Where Pith is reading between the lines
- The grouping strategy might extend to other instruments whose band counts differ from PACE, provided the intra- and inter-group logic is re-tuned.
- Reduced compute demand could support on-board or near-real-time processing of satellite streams for air-quality alerts.
- If the efficiency holds, similar decomposition patterns may apply to other high-dimensional remote-sensing modalities such as multi-temporal stacks.
Load-bearing premise
The combination of spectral grouping, intra- and inter-group attention, and hybrid decomposition will capture the needed relationships in hyperspectral data without overfitting to PACE or requiring large labeled sets.
What would settle it
Evaluating HyperFM on hyperspectral observations from a different satellite sensor or on a retrieval task outside the four cloud-property benchmarks and finding no improvement over current baselines would show the claimed gains do not hold.
Figures
read the original abstract
The NASA PACE mission provides unprecedented hyperspectral observations of ocean color, aerosols, and clouds, offering new insights into how these components interact and influence Earth's climate and air quality.
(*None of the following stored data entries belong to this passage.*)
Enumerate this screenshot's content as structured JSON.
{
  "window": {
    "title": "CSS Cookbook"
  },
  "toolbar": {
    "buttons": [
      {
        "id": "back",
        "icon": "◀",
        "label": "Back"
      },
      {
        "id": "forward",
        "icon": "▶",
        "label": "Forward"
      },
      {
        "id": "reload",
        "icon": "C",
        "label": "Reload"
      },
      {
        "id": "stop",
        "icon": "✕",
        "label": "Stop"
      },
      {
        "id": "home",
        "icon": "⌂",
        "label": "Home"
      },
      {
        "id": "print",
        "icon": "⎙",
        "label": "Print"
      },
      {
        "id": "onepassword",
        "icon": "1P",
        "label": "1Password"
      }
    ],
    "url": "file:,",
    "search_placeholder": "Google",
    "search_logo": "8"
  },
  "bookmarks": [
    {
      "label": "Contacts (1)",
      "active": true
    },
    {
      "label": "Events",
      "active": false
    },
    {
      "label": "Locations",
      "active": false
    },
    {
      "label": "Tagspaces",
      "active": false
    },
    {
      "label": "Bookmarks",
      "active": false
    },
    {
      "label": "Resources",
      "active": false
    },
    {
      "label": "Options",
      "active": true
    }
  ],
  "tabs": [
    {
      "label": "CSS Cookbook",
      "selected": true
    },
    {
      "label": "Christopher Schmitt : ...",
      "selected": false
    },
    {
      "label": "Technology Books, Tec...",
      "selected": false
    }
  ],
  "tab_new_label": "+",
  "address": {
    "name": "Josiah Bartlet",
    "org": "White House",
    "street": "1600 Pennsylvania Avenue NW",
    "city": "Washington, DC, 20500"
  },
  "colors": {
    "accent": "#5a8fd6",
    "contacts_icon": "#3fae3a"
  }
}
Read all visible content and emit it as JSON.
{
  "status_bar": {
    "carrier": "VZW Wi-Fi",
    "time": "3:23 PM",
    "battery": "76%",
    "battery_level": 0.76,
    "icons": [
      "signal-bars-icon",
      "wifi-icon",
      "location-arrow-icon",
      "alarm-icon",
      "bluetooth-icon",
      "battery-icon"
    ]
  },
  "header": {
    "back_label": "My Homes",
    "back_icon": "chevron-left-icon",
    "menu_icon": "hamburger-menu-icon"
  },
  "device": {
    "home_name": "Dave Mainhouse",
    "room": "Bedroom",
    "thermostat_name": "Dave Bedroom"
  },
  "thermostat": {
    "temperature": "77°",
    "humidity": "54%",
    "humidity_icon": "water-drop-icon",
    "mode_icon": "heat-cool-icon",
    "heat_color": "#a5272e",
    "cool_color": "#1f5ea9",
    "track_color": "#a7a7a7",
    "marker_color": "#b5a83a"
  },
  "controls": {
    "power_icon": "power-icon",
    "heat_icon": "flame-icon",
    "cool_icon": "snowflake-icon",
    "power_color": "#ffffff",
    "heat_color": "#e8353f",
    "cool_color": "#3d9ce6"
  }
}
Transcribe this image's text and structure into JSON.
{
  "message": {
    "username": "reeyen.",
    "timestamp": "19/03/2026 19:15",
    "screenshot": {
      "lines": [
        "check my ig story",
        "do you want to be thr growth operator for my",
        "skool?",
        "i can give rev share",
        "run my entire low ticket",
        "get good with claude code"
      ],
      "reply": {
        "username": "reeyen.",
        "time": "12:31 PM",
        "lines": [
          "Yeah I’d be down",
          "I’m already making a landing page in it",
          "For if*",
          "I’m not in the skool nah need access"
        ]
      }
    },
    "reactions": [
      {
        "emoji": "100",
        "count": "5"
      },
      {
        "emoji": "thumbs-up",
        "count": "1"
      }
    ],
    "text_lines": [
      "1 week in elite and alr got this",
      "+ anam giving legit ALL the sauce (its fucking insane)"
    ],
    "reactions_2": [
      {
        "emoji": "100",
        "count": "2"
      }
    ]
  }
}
Its Ocean Color Instrument measures light across hundreds of finely spaced wavelength bands, enabling detailed characterization of features such as phytoplankton composition, aerosol properties, and cloud microphysics. However, hyperspectral data of this scale is large, complex, and difficult to label, requiring specialized processing and analysis techniques. Existing foundation models, which have transformed computer vision and natural language processing, are generally trained on standard RGB imagery and therefore struggle to interpret the continuous spectral signatures captured by PACE. While recent advances have introduced hyperspectral foundation models, they are typically trained on cloud-free observations and often remain limited to single-sensor datasets due to spectral inconsistencies across instruments. Moreover, existing models tend to be parameter-heavy and computationally expensive, limiting scalability and adoption in operational settings. To address these challenges, we introduce HyperFM, a parameter-efficient hyperspectral foundation model that leverages intra-group and inter-group spectral attention along with hybrid parameter decomposition to better capture spectral spatial relationships while reducing computational cost. HyperFM demonstrates consistent performance improvements over existing hyperspectral foundation models and task-specific state-of-the-art methods across four benchmark downstream atmospheric cloud property retrieval tasks. To support further research, we additionally release HyperFM250K, a large-scale hyperspectral dataset from the PACE mission that includes both clear and cloudy scenes.
Editorial analysis
A structured set of objections, weighed in public.
Referee Report
Summary. The paper introduces HyperFM, a parameter-efficient hyperspectral foundation model that uses intra-group and inter-group spectral attention combined with hybrid parameter decomposition to capture spectral-spatial relationships in large-scale PACE hyperspectral observations. It claims consistent performance improvements over prior hyperspectral foundation models and task-specific SOTA methods on four downstream atmospheric cloud property retrieval benchmarks, while also releasing the HyperFM250K dataset containing both clear and cloudy scenes from the PACE mission.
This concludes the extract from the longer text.